Tampoco es criticar por criticar, pero vuelvo a insistir en que si eso era lo único que tenía que ofrecer... no me extraña que le metiesen mano, o que le obligasen a meterle mano. Las ideas buenas se mantuvieron, y otras las reciclaron o modificaron. Por ejemplo abre la película el anuncio del sistema antirobo de los coches que es una silla eléctrica, y después John Glover (hoy más conocido como Lionel Luthor), nos recuerda
que además no gasta batería, y también aparece el anuncio del tipo que se suicida por perder la cuenta de un cliente. Pero luego hay cosas que son idas de olla, como lo de que exploten por accidente miles de armas nucleares en Groenlandia, vaya a empezar un invierno nuclear y los presentadores de televisión se lo tomen de coña, diciendo a la gente de cachondeo que se encierren en casa a esperar que descienda la radiación. Bastante es lo que ponen en la película, una sola central nuclear en el Amazonas. Además lo del invierno nuclear ya lo pusiste en Dark Knight, Frank. Luego ya no sé si será cosa de último momento en esta adaptación o pretendía que saliese así en la película, pero en el cómic el personaje de Anne Lewis que interpretaba Nancy Allen entre tanta caña va perdiendo más y más trozos del uniforme hasta que en las últimas páginas aparece casi en ropa interior con apenas unos jirones de ropa por encima. A estas alturas estas cosas...

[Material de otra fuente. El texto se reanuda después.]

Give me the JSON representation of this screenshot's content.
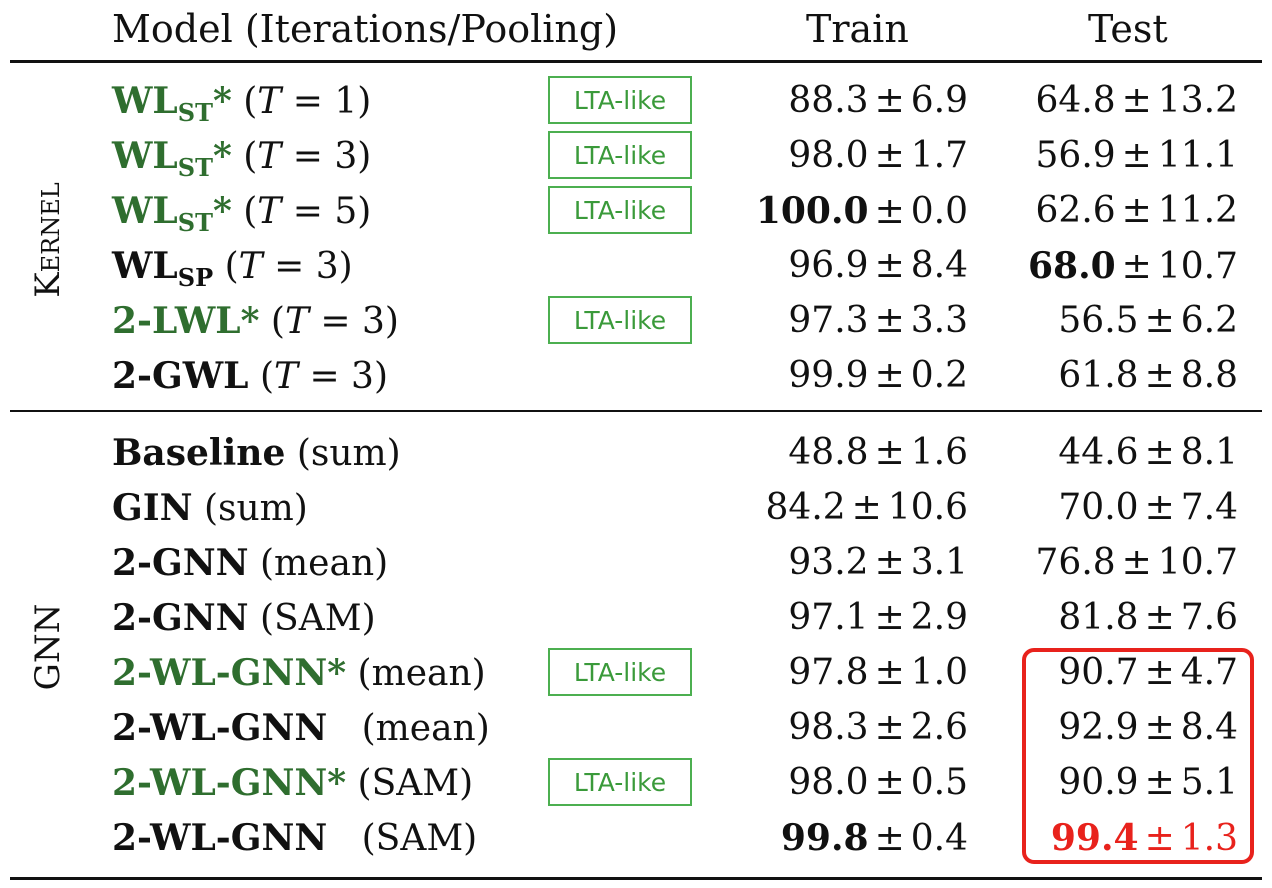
{
  "header": {
    "model": "Model (Iterations/Pooling)",
    "train": "Train",
    "test": "Test"
  },
  "groups": {
    "kernel": "Kernel",
    "gnn": "GNN"
  },
  "badge_label": "LTA-like",
  "colors": {
    "green_model": "#2f6e2f",
    "badge_border": "#4caf50",
    "highlight_red": "#e8221c"
  },
  "kernel_rows": [
    {
      "name": "WL",
      "sub": "ST",
      "star": "*",
      "param": "(T = 1)",
      "train": "88.3",
      "train_sd": "6.9",
      "test": "64.8",
      "test_sd": "13.2",
      "lta": true
    },
    {
      "name": "WL",
      "sub": "ST",
      "star": "*",
      "param": "(T = 3)",
      "train": "98.0",
      "train_sd": "1.7",
      "test": "56.9",
      "test_sd": "11.1",
      "lta": true
    },
    {
      "name": "WL",
      "sub": "ST",
      "star": "*",
      "param": "(T = 5)",
      "train": "100.0",
      "train_sd": "0.0",
      "test": "62.6",
      "test_sd": "11.2",
      "lta": true
    },
    {
      "name": "WL",
      "sub": "SP",
      "star": "",
      "param": "(T = 3)",
      "train": "96.9",
      "train_sd": "8.4",
      "test": "68.0",
      "test_sd": "10.7",
      "lta": false
    },
    {
      "name": "2-LWL",
      "sub": "",
      "star": "*",
      "param": "(T = 3)",
      "train": "97.3",
      "train_sd": "3.3",
      "test": "56.5",
      "test_sd": "6.2",
      "lta": true
    },
    {
      "name": "2-GWL",
      "sub": "",
      "star": "",
      "param": "(T = 3)",
      "train": "99.9",
      "train_sd": "0.2",
      "test": "61.8",
      "test_sd": "8.8",
      "lta": false
    }
  ],
  "gnn_rows": [
    {
      "name": "Baseline",
      "star": "",
      "param": "(sum)",
      "train": "48.8",
      "train_sd": "1.6",
      "test": "44.6",
      "test_sd": "8.1",
      "lta": false
    },
    {
      "name": "GIN",
      "star": "",
      "param": "(sum)",
      "train": "84.2",
      "train_sd": "10.6",
      "test": "70.0",
      "test_sd": "7.4",
      "lta": false
    },
    {
      "name": "2-GNN",
      "star": "",
      "param": "(mean)",
      "train": "93.2",
      "train_sd": "3.1",
      "test": "76.8",
      "test_sd": "10.7",
      "lta": false
    },
    {
      "name": "2-GNN",
      "star": "",
      "param": "(SAM)",
      "train": "97.1",
      "train_sd": "2.9",
      "test": "81.8",
      "test_sd": "7.6",
      "lta": false
    },
    {
      "name": "2-WL-GNN",
      "star": "*",
      "param": "(mean)",
      "train": "97.8",
      "train_sd": "1.0",
      "test": "90.7",
      "test_sd": "4.7",
      "lta": true
    },
    {
      "name": "2-WL-GNN",
      "star": "",
      "param": "(mean)",
      "train": "98.3",
      "train_sd": "2.6",
      "test": "92.9",
      "test_sd": "8.4",
      "lta": false
    },
    {
      "name": "2-WL-GNN",
      "star": "*",
      "param": "(SAM)",
      "train": "98.0",
      "train_sd": "0.5",
      "test": "90.9",
      "test_sd": "5.1",
      "lta": true
    },
    {
      "name": "2-WL-GNN",
      "star": "",
      "param": "(SAM)",
      "train": "99.8",
      "train_sd": "0.4",
      "test": "99.4",
      "test_sd": "1.3",
      "lta": false
    }
  ]
}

Sin embargo la leyenda sobre este guión no ha hecho sino crecer con los años, y parece que a Miller tampoco le ha importado mucho destruir el mito a cambio de volver a hacer caja. Del mismo modo podemos preguntarnos que si tan mal le pareció todo y tan ofendido se sintió en su dignidad de autor... ¿por qué puñetas repitió en Robocop 3, ¡Robocop vuela!, si hasta dicen que la tontería ésa del samurai Otomo es cosa suya? Pues para volver a llevárselo crudo, que de eso se trataba. Luego a quejarse y a tirar balones fuera, no me quieren, no me dejaron hacer lo que yo quería... qué malos son...
De todos modos parece que efectivamente el tito Frank aprendió algo en Hollywood y la adaptación de Sin City la controló él para darnos una obra impresionante y que quita el sentío. A cada uno lo suyo, y Sin City es un cómic fantástico y la adaptación en película es grandiosa. Cuando el tito Frank se pone en serio es para echarse a temblar... casi tanto como cuando se pone en plan vago.
Y ahora amenazan incluso con hacer el remake de Robocop, la primera, que lo único que le ha envejecido mal son unos cuantos efectos que ahora cantan. Entonces es cuando uno chilla a todo pulmón: &wqHCvw-Pero es que ya no os queda ni una puta idea nueva en la cabeza?!